In the 1700s, it was fashionable to find new and rare plant species abroad and bring them back to display. Bowes commissioned Scottish botanist William Paterson to discover plants in South Africa and had an Orangery built at Gibside to display them in, which is still available to view today. She also had a large collection of dried plants but it is thought many of these were lost in a sale in the 1900s.
Unfortunately, Bowes’ passion was squashed and the Orangery fell into disrepair after she married her second husband. After marrying Bowes, Andrew Stoney attempted to take control of her fortune. When he found she had secretly had him sign a prenuptial agreement, he kidnapped, and mentally and physically abused her and her staff. After eight years, she escaped Stoney, filed for divorce and won, paving the way for the reform of English divorce law.

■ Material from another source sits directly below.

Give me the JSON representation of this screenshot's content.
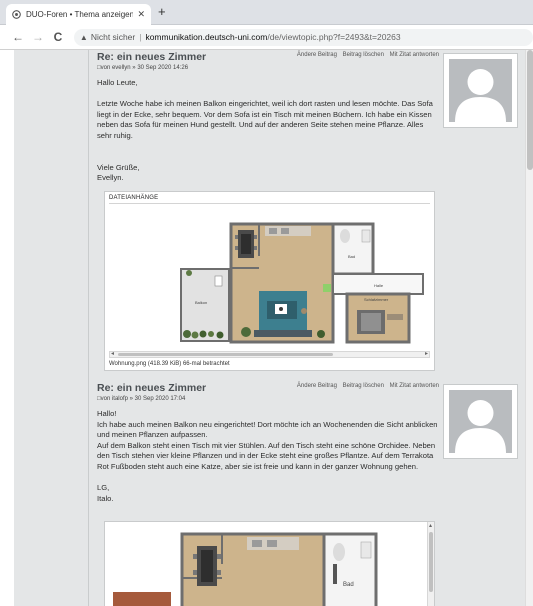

Although Mary Eleanor Bowes was never able to become a natural historian in her own right, her passion for botany lives on at Gibside. While history remembers her as “The Unhappy Countess”, her title of “the most intelligent female botanist of the age” is how I choose to remember her. To find out more about the life of Mary Eleanor Bowes, I would recommend Wendy Moore’s book, Wedlock.
Four years after Mary Eleanor Bowe was born to a wealthy baron in England, Jeanne Baret was born to an illiterate labourer in regional France. Baret was also orphaned in her teen years and went on to become a housekeeper to Philibert Commerçon, a naturalist, after his wife died.
Baret allegedly gave birth to Commerçon’s second child during this time, but he was never listed as the father and the child was given up for adopted soon after the pair moved to Paris together. Commerçon made Baret his assistant, and it is thought that he educated Baret and taught her how to write in order to help him with his studies.
In 1765, Commerçon was invited by explorer Louis Antoine de Bougainville to join his circumnavigation of the globe. However, Commerçon required Baret’s assistance as a nurse because of his poor health, but as women were not allowed on French navy ships, she would not be permitted to join him. Pretending not to know Commerçon, Baret joined the voyage disguised as a man.
The voyage saw the pair collecting specimens from Rio de Janeiro to Patagonia to Tahiti. During the voyage, Commerçon’s health deteriorated and he spent most of his time aboard the ship with a badly infected ulcer on his leg. Baret was left to do most of the manual labour, collecting over 6000 specimens. One particular specimen was named Bougainvillea by Commerçon, a plant species now popular across much of Europe.
Rumours began to spread that Baret was a woman and in Tahiti in 1768 she was found out. Commerçon and Baret worked together until his death, collecting plants in Mauritius, Madagascar and Bourbon Island. She independently settled on Mauritius in 1770. At the time, her presence on that voyage was a scandal. She is now celebrated as the first woman to circumnavigate the globe and credited with the European discovery of many famous species. Find out more about her life in Danielle Clode’s, In Search of the Woman who Sailed the World.